Understandably, many Indians are not tuned into Western notions of democracy. The high Indian civilizations, the Incas and the Aztecs were destroyed mercilessly by the Spanish conquistadors. Prescott’s great accounts of the advance of empire are replete with one brutal act of ignorant savagery after another. Over the centuries the Indians of the Andes have been treated more badly than the blacks of South Africa ever were. Only in recent years have the Inca descendents of Peru begun to rediscover their own culture and thanks to more enlightened government policies and the work of the UN’s International Fund for Agricultural Development begun to get their feet on the ladder of economic development. Even so, as the revival, albeit very limited, of the terrorist movement, Sendero Luminoso, suggests, militancy and violence are not totally rejected options.
Only one Andean country managed to escape the worst. This was Chile where only a modest Indian population existed. Chile, protected by deserts in the north, was barely settled before the Spanish arrived. Its political culture is not infused with a tradition of repression and violence. Democracy arrived in Chile nearly 120 years ago and survived relatively unscathed until the coup of Augusto Pinochet in 1973. Now with this month’s election of Michelle Bachelet it confirms that Chile has reinforced the stability that has characterized most of its history.

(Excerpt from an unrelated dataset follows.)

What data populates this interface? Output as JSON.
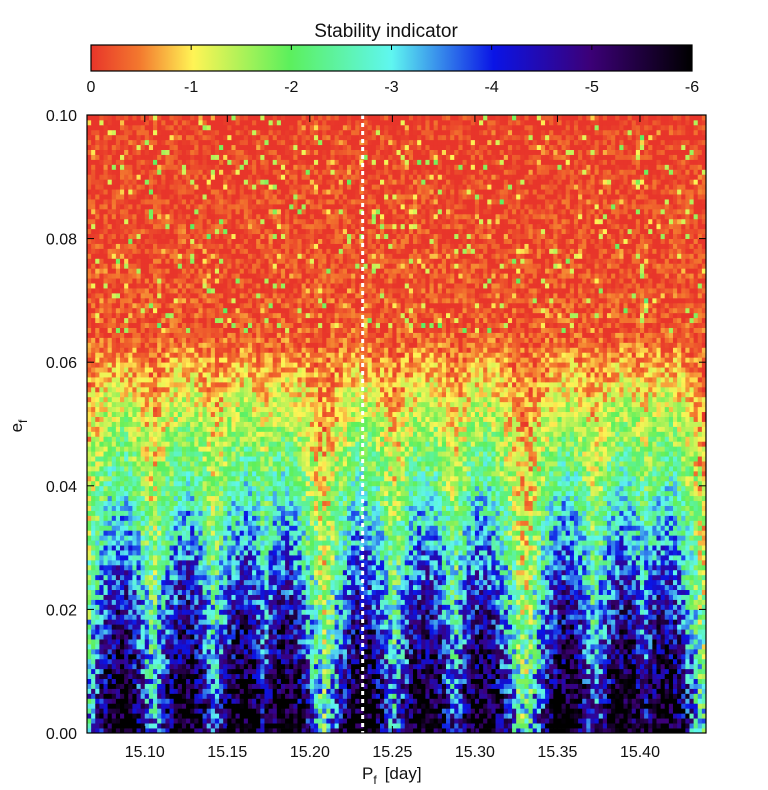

Yet even in Chile steady economic progress is a relatively recent phenomenon. The English pioneers went to North America to build a paradise; the Spanish and the Portuguese went to South America to enjoy a ready made one. The conquistadors were not like their counterparts to the north, fleeing persecution. They were adventurers and mercenaries. They lived under the Inquisition and the Counter Reformation. Authoritarianism and feudalism were second nature. They were not much interested in development and society. They were there to conquer and to pillage, to extract the mineral and agricultural wealth as fast as they could and ship it home. Pizarro himself used a network of brothers as a chain along which he passed his looted wealth to build mansions in Spain. “The bloody trail of the conquest”, as the continent’s earliest foreign correspondent, the fifteenth century friar, Bartolomé de Las Casas, put it.

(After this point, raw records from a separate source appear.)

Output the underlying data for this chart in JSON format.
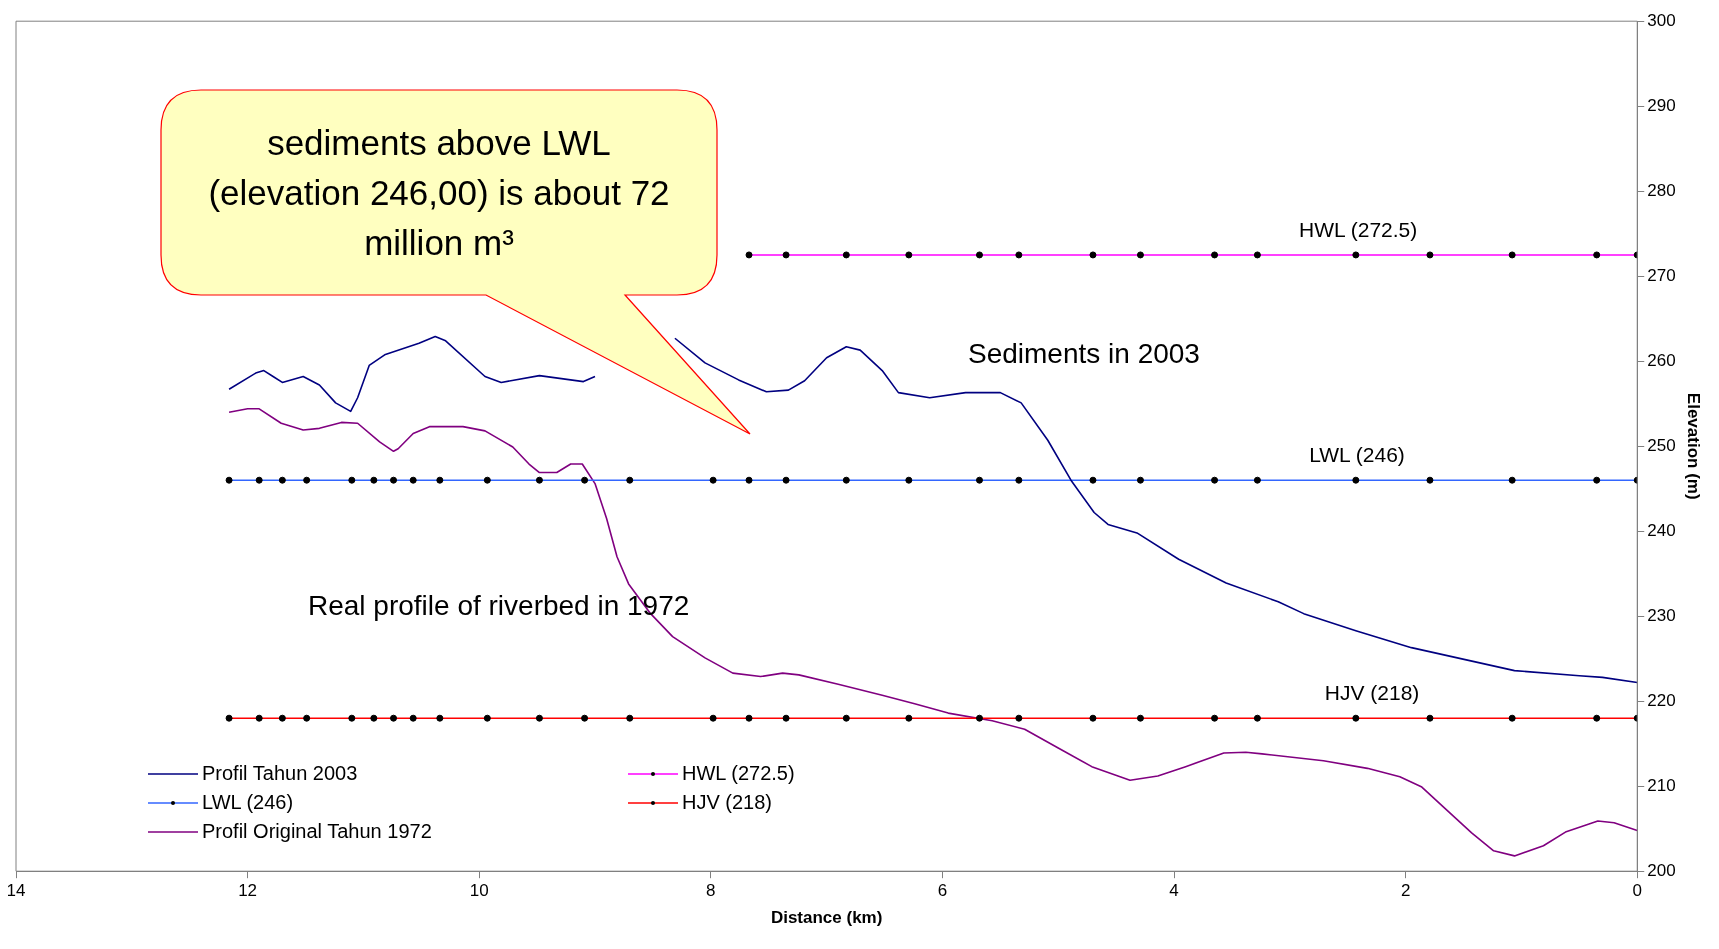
{
  "chart_data": {
    "type": "line",
    "xlabel": "Distance (km)",
    "ylabel": "Elevation (m)",
    "xlim": [
      14,
      0
    ],
    "xticks": [
      0,
      2,
      4,
      6,
      8,
      10,
      12,
      14
    ],
    "ylim": [
      200,
      300
    ],
    "yticks": [
      200,
      210,
      220,
      230,
      240,
      250,
      260,
      270,
      280,
      290,
      300
    ],
    "grid": false,
    "legend": "bottom left",
    "series": [
      {
        "name": "Profil Tahun 2003",
        "color": "#000080",
        "marker": "none",
        "x": [
          12.16,
          11.93,
          11.86,
          11.78,
          11.7,
          11.52,
          11.38,
          11.24,
          11.11,
          11.05,
          10.95,
          10.81,
          10.52,
          10.38,
          10.29,
          9.95,
          9.81,
          9.48,
          9.1,
          9.0,
          8.92,
          8.52,
          8.31,
          8.05,
          7.76,
          7.52,
          7.33,
          7.19,
          7.0,
          6.83,
          6.71,
          6.52,
          6.38,
          6.11,
          5.8,
          5.5,
          5.32,
          5.09,
          4.89,
          4.69,
          4.57,
          4.32,
          3.96,
          3.55,
          3.1,
          2.88,
          2.43,
          1.95,
          1.06,
          0.5,
          0.3,
          0
        ],
        "values": [
          256.7,
          258.6,
          258.9,
          258.2,
          257.5,
          258.2,
          257.2,
          255.1,
          254.1,
          255.7,
          259.5,
          260.8,
          262.1,
          262.9,
          262.4,
          258.2,
          257.5,
          258.3,
          257.6,
          258.2,
          null,
          null,
          262.7,
          259.8,
          257.8,
          256.4,
          256.6,
          257.7,
          260.4,
          261.7,
          261.3,
          258.9,
          256.3,
          255.7,
          256.3,
          256.3,
          255.1,
          250.7,
          246.0,
          242.2,
          240.8,
          239.8,
          236.7,
          233.9,
          231.7,
          230.3,
          228.3,
          226.3,
          223.6,
          223.0,
          222.8,
          222.2
        ]
      },
      {
        "name": "HWL (272.5)",
        "color": "#ff00ff",
        "marker": "circle",
        "x": [
          7.67,
          7.35,
          6.83,
          6.29,
          5.68,
          5.34,
          4.7,
          4.29,
          3.65,
          3.28,
          2.43,
          1.79,
          1.08,
          0.35,
          0
        ],
        "values": [
          272.5,
          272.5,
          272.5,
          272.5,
          272.5,
          272.5,
          272.5,
          272.5,
          272.5,
          272.5,
          272.5,
          272.5,
          272.5,
          272.5,
          272.5
        ]
      },
      {
        "name": "LWL (246)",
        "color": "#3366ff",
        "marker": "circle",
        "x": [
          12.16,
          11.9,
          11.7,
          11.49,
          11.1,
          10.91,
          10.74,
          10.57,
          10.34,
          9.93,
          9.48,
          9.09,
          8.7,
          7.98,
          7.67,
          7.35,
          6.83,
          6.29,
          5.68,
          5.34,
          4.7,
          4.29,
          3.65,
          3.28,
          2.43,
          1.79,
          1.08,
          0.35,
          0
        ],
        "values": [
          246,
          246,
          246,
          246,
          246,
          246,
          246,
          246,
          246,
          246,
          246,
          246,
          246,
          246,
          246,
          246,
          246,
          246,
          246,
          246,
          246,
          246,
          246,
          246,
          246,
          246,
          246,
          246,
          246
        ]
      },
      {
        "name": "HJV (218)",
        "color": "#ff0000",
        "marker": "circle",
        "x": [
          12.16,
          11.9,
          11.7,
          11.49,
          11.1,
          10.91,
          10.74,
          10.57,
          10.34,
          9.93,
          9.48,
          9.09,
          8.7,
          7.98,
          7.67,
          7.35,
          6.83,
          6.29,
          5.68,
          5.34,
          4.7,
          4.29,
          3.65,
          3.28,
          2.43,
          1.79,
          1.08,
          0.35,
          0
        ],
        "values": [
          218,
          218,
          218,
          218,
          218,
          218,
          218,
          218,
          218,
          218,
          218,
          218,
          218,
          218,
          218,
          218,
          218,
          218,
          218,
          218,
          218,
          218,
          218,
          218,
          218,
          218,
          218,
          218,
          218
        ]
      },
      {
        "name": "Profil Original Tahun 1972",
        "color": "#800080",
        "marker": "none",
        "x": [
          12.16,
          12.0,
          11.9,
          11.71,
          11.52,
          11.38,
          11.19,
          11.05,
          10.86,
          10.74,
          10.7,
          10.57,
          10.43,
          10.14,
          9.95,
          9.71,
          9.57,
          9.48,
          9.33,
          9.21,
          9.11,
          9.0,
          8.9,
          8.81,
          8.71,
          8.52,
          8.33,
          8.05,
          7.81,
          7.57,
          7.38,
          7.24,
          6.9,
          6.52,
          6.24,
          5.95,
          5.57,
          5.29,
          5.0,
          4.71,
          4.38,
          4.14,
          3.9,
          3.57,
          3.38,
          3.24,
          2.71,
          2.33,
          2.05,
          1.86,
          1.67,
          1.43,
          1.24,
          1.06,
          0.81,
          0.62,
          0.34,
          0.2,
          0
        ],
        "values": [
          254.0,
          254.4,
          254.4,
          252.7,
          251.9,
          252.1,
          252.8,
          252.7,
          250.5,
          249.4,
          249.7,
          251.5,
          252.3,
          252.3,
          251.8,
          249.9,
          247.9,
          246.9,
          246.9,
          247.9,
          247.9,
          245.6,
          241.5,
          237.0,
          233.8,
          230.3,
          227.6,
          225.1,
          223.3,
          222.9,
          223.3,
          223.1,
          222.0,
          220.7,
          219.7,
          218.6,
          217.7,
          216.7,
          214.5,
          212.3,
          210.7,
          211.2,
          212.3,
          213.9,
          214.0,
          213.8,
          213.0,
          212.1,
          211.1,
          209.9,
          207.5,
          204.5,
          202.4,
          201.8,
          203.0,
          204.6,
          205.9,
          205.7,
          204.8
        ]
      }
    ],
    "annotations": [
      "sediments above LWL (elevation 246,00) is about 72 million m³",
      {
        "text": "HWL (272.5)",
        "x": 2.41,
        "y": 272.5
      },
      {
        "text": "LWL (246)",
        "x": 2.42,
        "y": 246
      },
      {
        "text": "HJV (218)",
        "x": 2.29,
        "y": 218
      },
      "Sediments in 2003",
      "Real profile of riverbed in 1972"
    ]
  }
}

Here were two continents side by side, equally endowed by nature. One prospered, whether in its US or Canadian variants. The other has crawled from one upheaval to another. Only in the last seventy years have the more progressive parts of the southern continent, Chile foremost, but also Brazil, Colombia and Uruguay, begun to shed the inheritance of the Counter Reformation state that banned and restricted enterprise in the private sector. It licensed chosen entrepreneurs to develop state monopolies and favored mercantilism. Church, the propertied and merchant classes and the state were all woven together. Individual initiative was simply stifled.
Bolivia has not even begun to escape its past and launch itself on economic and thus social liberation. Neither has Ecuador. Peru since the time of Fujimori has started to. But it is painful to watch. Its Indian population, now half emancipated but still only dimly aware of the historical and financial forces (including the drug barons) that influence its choices may choose in April’s election to sideline the country’s prospects once again.